Just thoughts, dripping from my brain and out of my mouth like trash juice from a worn-out dumpster. Commence the babbling.
- A good friend of mine took great pleasure in sarcastically referring to her douchebag of a supervisor as "Boss". I've taken this to it's logical confusion and only address my boss as "Godfather", "Skipper" or "Comandante". You would not believe what this has done for my attitude.
- Tomorrow, in lieu of my usual work duties, I will be house sitting as movers clear out an apartment. According to my boss, I'm there to stop them from stealing anything. You read that correctly, I am supposed to stop people whose job it is to remove everything from a home and load it into a truck from stealing anything. I may need to do some research.
- On the sunny side of things, one of my co-workers bought a pound of Jelly-Bellys for the office. I love them more than just about any other candy. However, as a warning to the overly ambitious, licorice + watermelon + bubblegum tastes like (and likely is) poison.

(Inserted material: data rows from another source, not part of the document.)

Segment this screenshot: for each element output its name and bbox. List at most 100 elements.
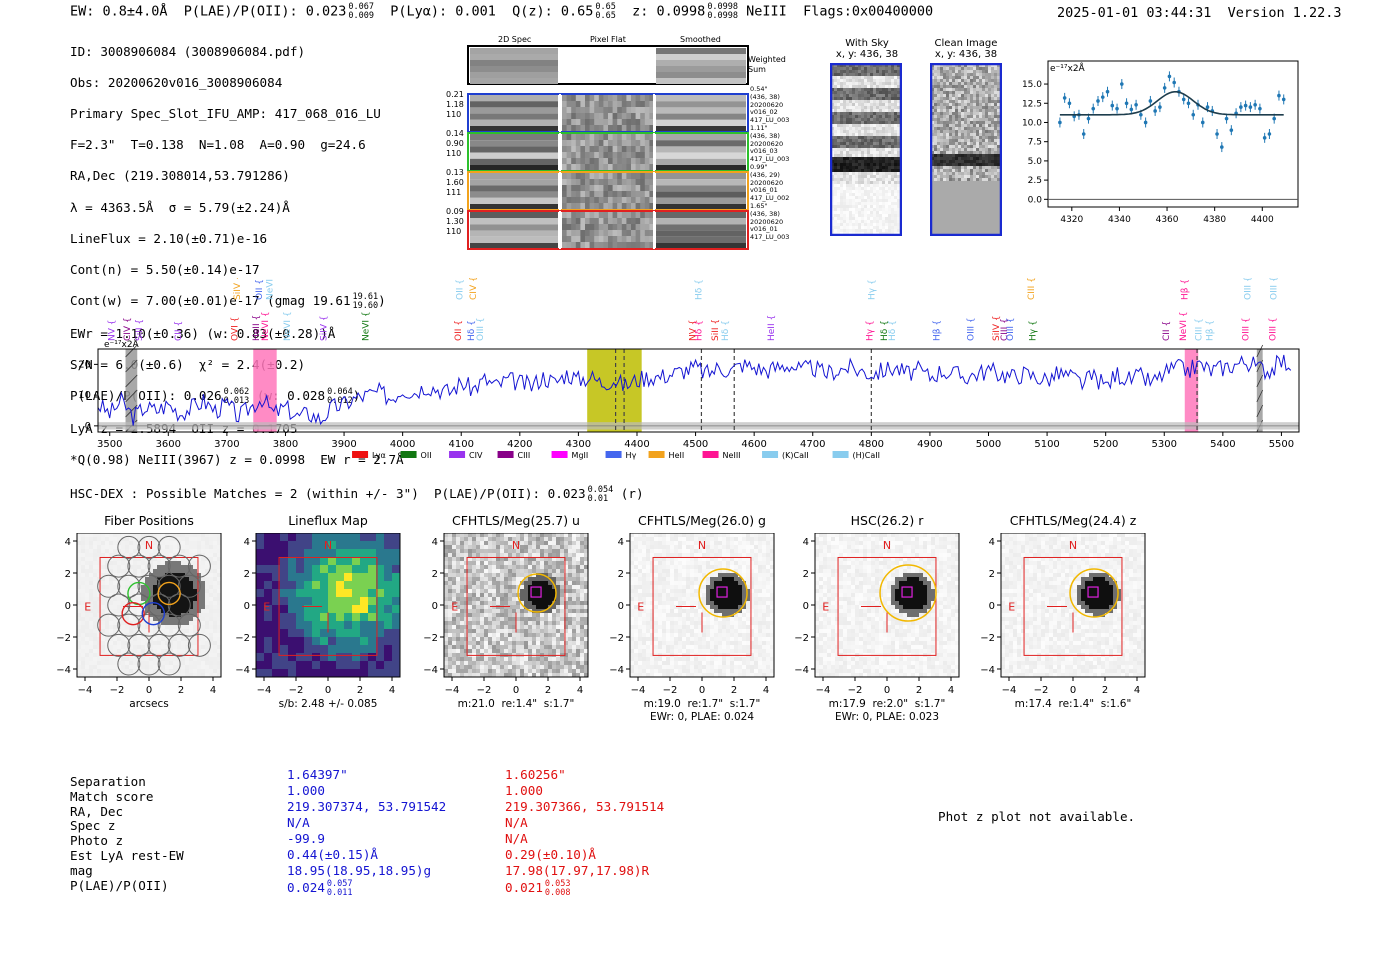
data-point [1091,106,1096,111]
image-pixel [185,545,190,550]
cutout-pixel [964,64,967,67]
pixel-flat-cell [566,218,572,224]
pixel-flat-cell [635,107,641,113]
pixel-flat-cell [598,197,604,203]
cutout-pixel [852,118,855,121]
cutout-pixel [961,109,964,112]
cutout-pixel [837,109,840,112]
image-pixel [89,649,94,654]
cutout-pixel [973,109,976,112]
image-pixel [213,641,218,646]
image-pixel [189,625,194,630]
cutout-pixel [976,202,979,205]
image-pixel [145,589,150,594]
pixel-flat-cell [580,173,586,179]
cutout-pixel [879,130,882,133]
cutout-pixel [882,121,885,124]
image-pixel [125,589,130,594]
spectrum-strip [656,236,746,243]
cutout-pixel [891,139,894,142]
pixel-flat-cell [644,140,650,146]
cutout-pixel [897,229,900,232]
cutout-pixel [846,67,849,70]
cutout-pixel [879,160,882,163]
pixel-flat-cell [571,185,577,191]
cutout-pixel [958,73,961,76]
cutout-pixel [949,148,952,151]
image-pixel [169,665,174,670]
cutout-pixel [973,178,976,181]
pixel-flat-cell [640,125,646,131]
pixel-flat-cell [566,146,572,152]
image-pixel [153,645,158,650]
cutout-pixel [988,160,991,163]
image-pixel [165,537,170,542]
image-pixel [81,621,86,626]
cutout-pixel [840,106,843,109]
cutout-pixel [846,226,849,229]
cutout-pixel [849,163,852,166]
cutout-pixel [885,208,888,211]
cutout-pixel [940,196,943,199]
cutout-pixel [961,124,964,127]
cutout-pixel [949,124,952,127]
image-pixel [193,573,198,578]
cutout-pixel [991,115,994,118]
cutout-pixel [964,136,967,139]
image-pixel [137,629,142,634]
cutout-pixel [976,229,979,232]
cutout-pixel [997,184,1000,187]
pixel-flat-cell [589,191,595,197]
cutout-pixel [834,82,837,85]
image-pixel [77,641,82,646]
image-pixel [173,637,178,642]
cutout-pixel [973,112,976,115]
image-pixel [129,641,134,646]
cutout-pixel [849,94,852,97]
cutout-pixel [955,160,958,163]
cutout-pixel [861,88,864,91]
cutout-pixel [976,118,979,121]
image-pixel [185,637,190,642]
image-pixel [177,573,182,578]
cutout-pixel [858,133,861,136]
cutout-pixel [879,127,882,130]
image-pixel [189,669,194,674]
cutout-pixel [897,85,900,88]
cutout-pixel [943,127,946,130]
cutout-pixel [958,154,961,157]
image-pixel [185,601,190,606]
cutout-pixel [861,211,864,214]
image-pixel [85,605,90,610]
x-tick-label: 4100 [449,439,474,450]
cutout-pixel [976,130,979,133]
image-pixel [185,577,190,582]
image-pixel [173,561,178,566]
cutout-pixel [855,157,858,160]
cutout-pixel [961,82,964,85]
cutout-pixel [931,121,934,124]
cutout-pixel [897,133,900,136]
image-pixel [177,641,182,646]
image-pixel [165,605,170,610]
image-pixel [77,533,82,538]
cutout-pixel [997,79,1000,82]
cutout-pixel [970,142,973,145]
image-pixel [81,565,86,570]
image-pixel [173,589,178,594]
cutout-pixel [882,118,885,121]
cutout-pixel [982,178,985,181]
image-pixel [213,557,218,562]
cutout-pixel [985,103,988,106]
cutout-pixel [894,232,897,235]
cutout-pixel [997,64,1000,67]
cutout-pixel [964,127,967,130]
image-pixel [141,625,146,630]
cutout-pixel [949,196,952,199]
image-pixel [101,601,106,606]
cutout-pixel [897,82,900,85]
cutout-pixel [852,127,855,130]
data-point [1181,97,1186,102]
cutout-pixel [994,199,997,202]
image-pixel [129,597,134,602]
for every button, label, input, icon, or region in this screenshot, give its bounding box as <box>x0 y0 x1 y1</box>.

- I woke up a tad inebriated this morning and took a couple of muscle relaxers because apparently, my unconscious self is incredibly comfortable in the piledriver position. This combination does not lend itself to combination. I stumbled my way to the cafeteria in hopes that some good ol' Cuban coffee would cure my case of Gumby legs. On my third wobble into the cafe gravity took its toll on me and my back made good friends with the floor. The cafeteria ladies, being quite fond of me, blamed themselves and the fact that the floor was slightly moist instead of coming to the conclusion that I was zonked out of my mind (note: zonked makes it through spell-check). This resulted in a free cup of the coffee I so desperately craved. It did nothing for my coordination, but wonders for my mood.
- When having to tear a lot of perforated paper, I've begun imaging the sheet as a demon that I am rending in half with my bare hands. I should probably mention these things to a professional.
- Last point, I just today realized that all the places I send mail to have mail rooms. That means that some poor soul out there has to decipher the Picassoesque hieroglyphics I hastily scrawl on the outgoing envelopes. If I ever meet a mail room worker, I'm buying a tall, strong and expensive one, lord knows he's earned it.
More thoughts to come, thanks for reading!